Minimum Cost to Split an Array

1. What is this problem about?

The Minimum Cost to Split an Array problem involves partitioning an array into several non-empty subarrays. Each split has a fixed cost k. Additionally, each subarray has an "importance value," which is the sum of the number of elements that appear more than once in that subarray plus the fixed cost k. The goal is to minimize the total cost, which is the sum of the importance values of all subarrays. This is a optimization problem that balances the overhead of making many splits against the cost of large, diverse subarrays.

2. Why is this asked in interviews?

This "Hard" problem is asked by companies like Indeed to test a candidate's ability to optimize dynamic programming solutions. The Minimum Cost to Split an Array interview question requires identifying the state transitions and, more importantly, finding ways to calculate the "importance value" efficiently to avoid an $O(N^3)$ complexity. It assesses your proficiency with hash tables and frequency counting within a DP framework.

3. Algorithmic pattern used

The primary pattern is Dynamic Programming. Let $dp[i]$ be the minimum cost to split the prefix of the array ending at index $i-1$. To find $dp[i]$, we consider all possible last subarrays ending at $i-1$, starting from some $j < i$. The recurrence is $dp[i] = \min_{0 \leq j < i} (dp[j] + k + \text{trimmedLength}(j, i-1))$, where trimmedLength is the number of non-unique elements. This "Array, Hash Table, Counting, Dynamic Programming interview pattern" often requires an inner loop that updates the count of elements as it expands, keeping the complexity at $O(N^2)$.

4. Example explanation

Suppose nums = [1, 2, 1, 2, 1] and $k = 2$.

• Split into [1, 2], [1, 2, 1]:
  • [1, 2]: No repeats.

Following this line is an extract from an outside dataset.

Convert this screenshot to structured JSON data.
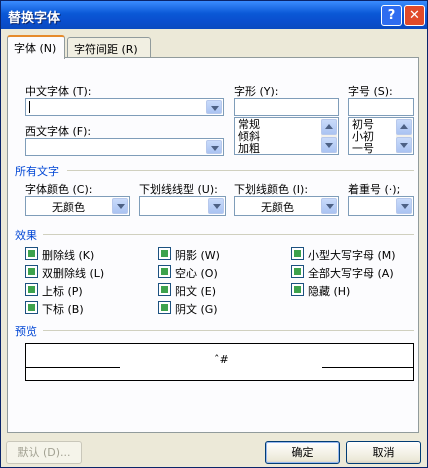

Cost = $2 + 0 = 2$.
  • [1, 2, 1]: '1' repeats twice. Cost = $2 + 2 = 4$.
  • Total = 6.
• Split into [1, 2, 1, 2, 1]:
  • [1, 2, 1, 2, 1]: '1' repeats 3 times, '2' repeats 2 times.
  • Trimmed length = 3 + 2 = 5.
  • Total = $2 + 5 = 7$. The minimum cost might be achieved by other splits, like [1], [2], [1], [2], [1] (total 10) or [1, 2, 1, 2], [1] (total 6).

5. Common mistakes candidates make

A common mistake in the Minimum Cost to Split an Array coding problem is incorrectly calculating the "importance value." Many forget that an element contributes its entire count to the trimmed length once it appears twice (e.g., if '1' appears three times, all three are counted, not just the two "extra" ones). Another mistake is re-calculating the counts from scratch for every subarray, which leads to a $O(N^3)$ solution that will time out.

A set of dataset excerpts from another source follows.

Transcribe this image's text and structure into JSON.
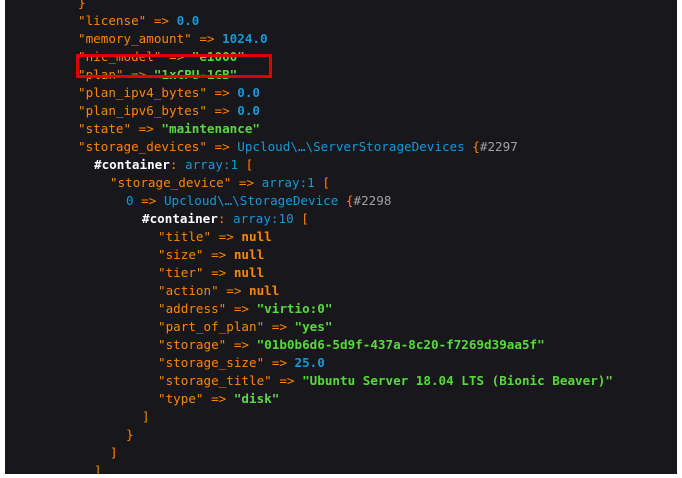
{
  "lines": [
    {
      "indent": 0,
      "parts": [
        {
          "t": "}",
          "c": "k"
        }
      ]
    },
    {
      "indent": 0,
      "parts": [
        {
          "t": "\"license\"",
          "c": "k"
        },
        {
          "t": " => ",
          "c": "op"
        },
        {
          "t": "0.0",
          "c": "num"
        }
      ]
    },
    {
      "indent": 0,
      "parts": [
        {
          "t": "\"memory_amount\"",
          "c": "k"
        },
        {
          "t": " => ",
          "c": "op"
        },
        {
          "t": "1024.0",
          "c": "num"
        }
      ]
    },
    {
      "indent": 0,
      "parts": [
        {
          "t": "\"nic_model\"",
          "c": "k"
        },
        {
          "t": " => ",
          "c": "op"
        },
        {
          "t": "\"e1000\"",
          "c": "str"
        }
      ]
    },
    {
      "indent": 0,
      "parts": [
        {
          "t": "\"plan\"",
          "c": "k"
        },
        {
          "t": " => ",
          "c": "op"
        },
        {
          "t": "\"1xCPU-1GB\"",
          "c": "str"
        }
      ]
    },
    {
      "indent": 0,
      "parts": [
        {
          "t": "\"plan_ipv4_bytes\"",
          "c": "k"
        },
        {
          "t": " => ",
          "c": "op"
        },
        {
          "t": "0.0",
          "c": "num"
        }
      ]
    },
    {
      "indent": 0,
      "parts": [
        {
          "t": "\"plan_ipv6_bytes\"",
          "c": "k"
        },
        {
          "t": " => ",
          "c": "op"
        },
        {
          "t": "0.0",
          "c": "num"
        }
      ]
    },
    {
      "indent": 0,
      "parts": [
        {
          "t": "\"state\"",
          "c": "k"
        },
        {
          "t": " => ",
          "c": "op"
        },
        {
          "t": "\"maintenance\"",
          "c": "str"
        }
      ]
    },
    {
      "indent": 0,
      "parts": [
        {
          "t": "\"storage_devices\"",
          "c": "k"
        },
        {
          "t": " => ",
          "c": "op"
        },
        {
          "t": "Upcloud\\…\\ServerStorageDevices",
          "c": "cls"
        },
        {
          "t": " {",
          "c": "k"
        },
        {
          "t": "#2297",
          "c": "ref"
        }
      ]
    },
    {
      "indent": 1,
      "parts": [
        {
          "t": "#container",
          "c": "prop"
        },
        {
          "t": ": ",
          "c": "k"
        },
        {
          "t": "array:1",
          "c": "cls"
        },
        {
          "t": " [",
          "c": "k"
        }
      ]
    },
    {
      "indent": 2,
      "parts": [
        {
          "t": "\"storage_device\"",
          "c": "k"
        },
        {
          "t": " => ",
          "c": "op"
        },
        {
          "t": "array:1",
          "c": "cls"
        },
        {
          "t": " [",
          "c": "k"
        }
      ]
    },
    {
      "indent": 3,
      "parts": [
        {
          "t": "0",
          "c": "cls"
        },
        {
          "t": " => ",
          "c": "op"
        },
        {
          "t": "Upcloud\\…\\StorageDevice",
          "c": "cls"
        },
        {
          "t": " {",
          "c": "k"
        },
        {
          "t": "#2298",
          "c": "ref"
        }
      ]
    },
    {
      "indent": 4,
      "parts": [
        {
          "t": "#container",
          "c": "prop"
        },
        {
          "t": ": ",
          "c": "k"
        },
        {
          "t": "array:10",
          "c": "cls"
        },
        {
          "t": " [",
          "c": "k"
        }
      ]
    },
    {
      "indent": 5,
      "parts": [
        {
          "t": "\"title\"",
          "c": "k"
        },
        {
          "t": " => ",
          "c": "op"
        },
        {
          "t": "null",
          "c": "kw"
        }
      ]
    },
    {
      "indent": 5,
      "parts": [
        {
          "t": "\"size\"",
          "c": "k"
        },
        {
          "t": " => ",
          "c": "op"
        },
        {
          "t": "null",
          "c": "kw"
        }
      ]
    },
    {
      "indent": 5,
      "parts": [
        {
          "t": "\"tier\"",
          "c": "k"
        },
        {
          "t": " => ",
          "c": "op"
        },
        {
          "t": "null",
          "c": "kw"
        }
      ]
    },
    {
      "indent": 5,
      "parts": [
        {
          "t": "\"action\"",
          "c": "k"
        },
        {
          "t": " => ",
          "c": "op"
        },
        {
          "t": "null",
          "c": "kw"
        }
      ]
    },
    {
      "indent": 5,
      "parts": [
        {
          "t": "\"address\"",
          "c": "k"
        },
        {
          "t": " => ",
          "c": "op"
        },
        {
          "t": "\"virtio:0\"",
          "c": "str"
        }
      ]
    },
    {
      "indent": 5,
      "parts": [
        {
          "t": "\"part_of_plan\"",
          "c": "k"
        },
        {
          "t": " => ",
          "c": "op"
        },
        {
          "t": "\"yes\"",
          "c": "str"
        }
      ]
    },
    {
      "indent": 5,
      "parts": [
        {
          "t": "\"storage\"",
          "c": "k"
        },
        {
          "t": " => ",
          "c": "op"
        },
        {
          "t": "\"01b0b6d6-5d9f-437a-8c20-f7269d39aa5f\"",
          "c": "str"
        }
      ]
    },
    {
      "indent": 5,
      "parts": [
        {
          "t": "\"storage_size\"",
          "c": "k"
        },
        {
          "t": " => ",
          "c": "op"
        },
        {
          "t": "25.0",
          "c": "num"
        }
      ]
    },
    {
      "indent": 5,
      "parts": [
        {
          "t": "\"storage_title\"",
          "c": "k"
        },
        {
          "t": " => ",
          "c": "op"
        },
        {
          "t": "\"Ubuntu Server 18.04 LTS (Bionic Beaver)\"",
          "c": "str"
        }
      ]
    },
    {
      "indent": 5,
      "parts": [
        {
          "t": "\"type\"",
          "c": "k"
        },
        {
          "t": " => ",
          "c": "op"
        },
        {
          "t": "\"disk\"",
          "c": "str"
        }
      ]
    },
    {
      "indent": 4,
      "parts": [
        {
          "t": "]",
          "c": "k"
        }
      ]
    },
    {
      "indent": 3,
      "parts": [
        {
          "t": "}",
          "c": "k"
        }
      ]
    },
    {
      "indent": 2,
      "parts": [
        {
          "t": "]",
          "c": "k"
        }
      ]
    },
    {
      "indent": 1,
      "parts": [
        {
          "t": "]",
          "c": "k"
        }
      ]
    }
  ],
  "highlighted_line_index": 3,
  "colors": {
    "background": "#18171b",
    "key": "#ff8400",
    "number": "#1299da",
    "string": "#56db3a",
    "class": "#1299da",
    "highlight_border": "#e00000"
  }
}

6. Interview preparation tip

When building a DP solution where the transition involves a range property (like trimmed length), try to update that property incrementally as you move the inner loop pointer. This turns an $O(N^3)$ problem into $O(N^2)$. Mastering this "incremental update" technique is vital for "Hard Dynamic Programming interview patterns" involving subarrays or segments.